Há muitas mais pessoas a visitar a Islândia do que aquelas que lá residem, um fenómeno que começou a ser sentido no início do milénio mas foi só em 2010 que aquela ilha na Europa do Norte sentiu um boom brutal no turismo.

Foto de Jeff Sheldon via Unsplash

Apesar de a população islandesa não ultrapassar os 350 mil habitantes, em 2018 o número de turistas chegou aos 2,3 milhões. Há muitas mais pessoas a visitar a Islândia do que aquelas que lá residem, um fenómeno que começou a ser sentido no início do milénio mas foi só em 2010 que aquela ilha na Europa do Norte sentiu um boom brutal no turismo – hoje o sector económico mais importante do país.

Mas porque é que a Islândia ficou tão popular? Em parte, por causa das erupções vulcânicas na região de Eyjafjallajökull em 2010, que levaram a uma paralisação grande no transporte aéreo europeu e que ajudaram a colocar o país no mapa – “Islândia?! Que país tão bonito é esse?”

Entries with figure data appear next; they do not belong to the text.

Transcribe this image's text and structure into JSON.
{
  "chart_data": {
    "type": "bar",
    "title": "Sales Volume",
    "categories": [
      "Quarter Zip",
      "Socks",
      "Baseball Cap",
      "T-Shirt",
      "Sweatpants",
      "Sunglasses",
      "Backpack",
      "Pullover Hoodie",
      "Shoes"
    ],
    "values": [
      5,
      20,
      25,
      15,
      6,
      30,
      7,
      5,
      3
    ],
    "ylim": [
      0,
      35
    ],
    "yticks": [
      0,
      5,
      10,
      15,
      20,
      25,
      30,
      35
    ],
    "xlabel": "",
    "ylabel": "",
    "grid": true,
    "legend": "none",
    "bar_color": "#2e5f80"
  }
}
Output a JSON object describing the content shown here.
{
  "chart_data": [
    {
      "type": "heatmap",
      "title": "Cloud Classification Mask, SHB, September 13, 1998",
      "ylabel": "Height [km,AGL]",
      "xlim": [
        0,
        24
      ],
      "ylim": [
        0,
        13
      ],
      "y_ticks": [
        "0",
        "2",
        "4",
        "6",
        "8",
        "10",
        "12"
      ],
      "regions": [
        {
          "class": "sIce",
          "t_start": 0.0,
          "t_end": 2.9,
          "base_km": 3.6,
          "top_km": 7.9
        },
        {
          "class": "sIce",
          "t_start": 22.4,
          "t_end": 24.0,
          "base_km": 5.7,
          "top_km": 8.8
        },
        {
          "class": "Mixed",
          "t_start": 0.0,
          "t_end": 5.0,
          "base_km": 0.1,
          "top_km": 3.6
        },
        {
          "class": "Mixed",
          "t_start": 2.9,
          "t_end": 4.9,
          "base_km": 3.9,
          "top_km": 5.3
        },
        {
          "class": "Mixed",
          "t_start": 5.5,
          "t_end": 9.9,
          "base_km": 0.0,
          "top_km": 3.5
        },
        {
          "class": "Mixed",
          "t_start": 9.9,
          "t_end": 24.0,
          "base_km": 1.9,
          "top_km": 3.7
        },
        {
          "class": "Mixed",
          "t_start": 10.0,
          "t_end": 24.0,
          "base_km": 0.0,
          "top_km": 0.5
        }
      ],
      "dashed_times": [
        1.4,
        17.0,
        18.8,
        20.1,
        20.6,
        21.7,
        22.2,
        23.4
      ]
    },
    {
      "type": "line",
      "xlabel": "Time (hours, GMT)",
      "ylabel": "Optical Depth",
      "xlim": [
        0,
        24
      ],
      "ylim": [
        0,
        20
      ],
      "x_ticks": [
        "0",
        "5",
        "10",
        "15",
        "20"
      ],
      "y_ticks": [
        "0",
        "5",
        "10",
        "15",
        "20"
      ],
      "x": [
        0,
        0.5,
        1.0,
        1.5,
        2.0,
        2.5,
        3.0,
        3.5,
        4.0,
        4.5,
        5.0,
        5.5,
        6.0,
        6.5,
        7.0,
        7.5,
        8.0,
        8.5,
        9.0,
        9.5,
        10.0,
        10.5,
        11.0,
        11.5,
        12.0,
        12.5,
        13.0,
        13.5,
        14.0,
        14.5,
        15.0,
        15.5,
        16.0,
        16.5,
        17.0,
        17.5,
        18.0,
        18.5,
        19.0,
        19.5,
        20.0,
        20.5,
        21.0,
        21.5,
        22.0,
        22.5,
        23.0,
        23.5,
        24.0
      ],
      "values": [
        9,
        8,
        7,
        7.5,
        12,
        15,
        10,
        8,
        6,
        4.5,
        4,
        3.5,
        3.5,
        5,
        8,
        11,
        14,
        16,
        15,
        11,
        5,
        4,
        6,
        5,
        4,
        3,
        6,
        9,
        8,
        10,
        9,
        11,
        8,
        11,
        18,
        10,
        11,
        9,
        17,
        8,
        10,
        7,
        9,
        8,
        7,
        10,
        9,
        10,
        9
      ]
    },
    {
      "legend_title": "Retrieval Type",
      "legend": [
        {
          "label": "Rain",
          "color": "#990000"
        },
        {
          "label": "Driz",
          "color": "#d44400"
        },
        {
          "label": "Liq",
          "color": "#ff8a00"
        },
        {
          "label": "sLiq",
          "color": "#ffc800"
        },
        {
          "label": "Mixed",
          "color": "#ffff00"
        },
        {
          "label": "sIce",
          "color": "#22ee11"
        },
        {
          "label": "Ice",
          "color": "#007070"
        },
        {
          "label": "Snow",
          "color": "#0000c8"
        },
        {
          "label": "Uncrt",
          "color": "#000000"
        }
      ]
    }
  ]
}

Screenshot via Johnny Harris/YouTube

O boom turístico não se deu só com um vulcão; o esforço governamental em publicitar a ilha, o facto de a Islândia ter servido de cenário em sucessos de massas como o filme The Secret Life of Walter Mitty (2013) ou a série Game of Thrones, as fotos no Instagram ou até aquele memorável episódio no Euro 2016 terão também dado o seu contributo. Certo é que o turismo salvou a Islândia da crise mundial de 2008.

O fenómeno do turismo na Islândia é explicado no vídeo seguinte, criado por Johnny Harris, autor da websérie Vox Borders, que o publicou recentemente no seu canal de YouTube:

Não se sabe se a Islândia irá aguentar-se com o turismo para sempre. Apesar de o número de turistas ter aumentado de 2017 para 2018 em 5,5%, é esperada este ano a primeira quebra neste crescimento do número de visitantes desde o início do boom em 2010/2011.

Por outro lado, o facto de a população islandesa ser tão pequena – por exemplo, vivem mais pessoas em Lisboa que na Islândia toda – pode levar ao desaparecimento da língua nativa daquele país. Tecnológicas como a Apple ou o Netflix não investem na tradução das suas interfaces ou conteúdos para islandês dada a baixa representatividade da língua; isso representa uma preocupação para o Governo, que decidiu investir na preservação do islandês, seja traduzindo palavras que ainda não existem na língua, seja disponibilizando um dicionário que as empresas possam facilmente integrar nos seus produtos e serviços.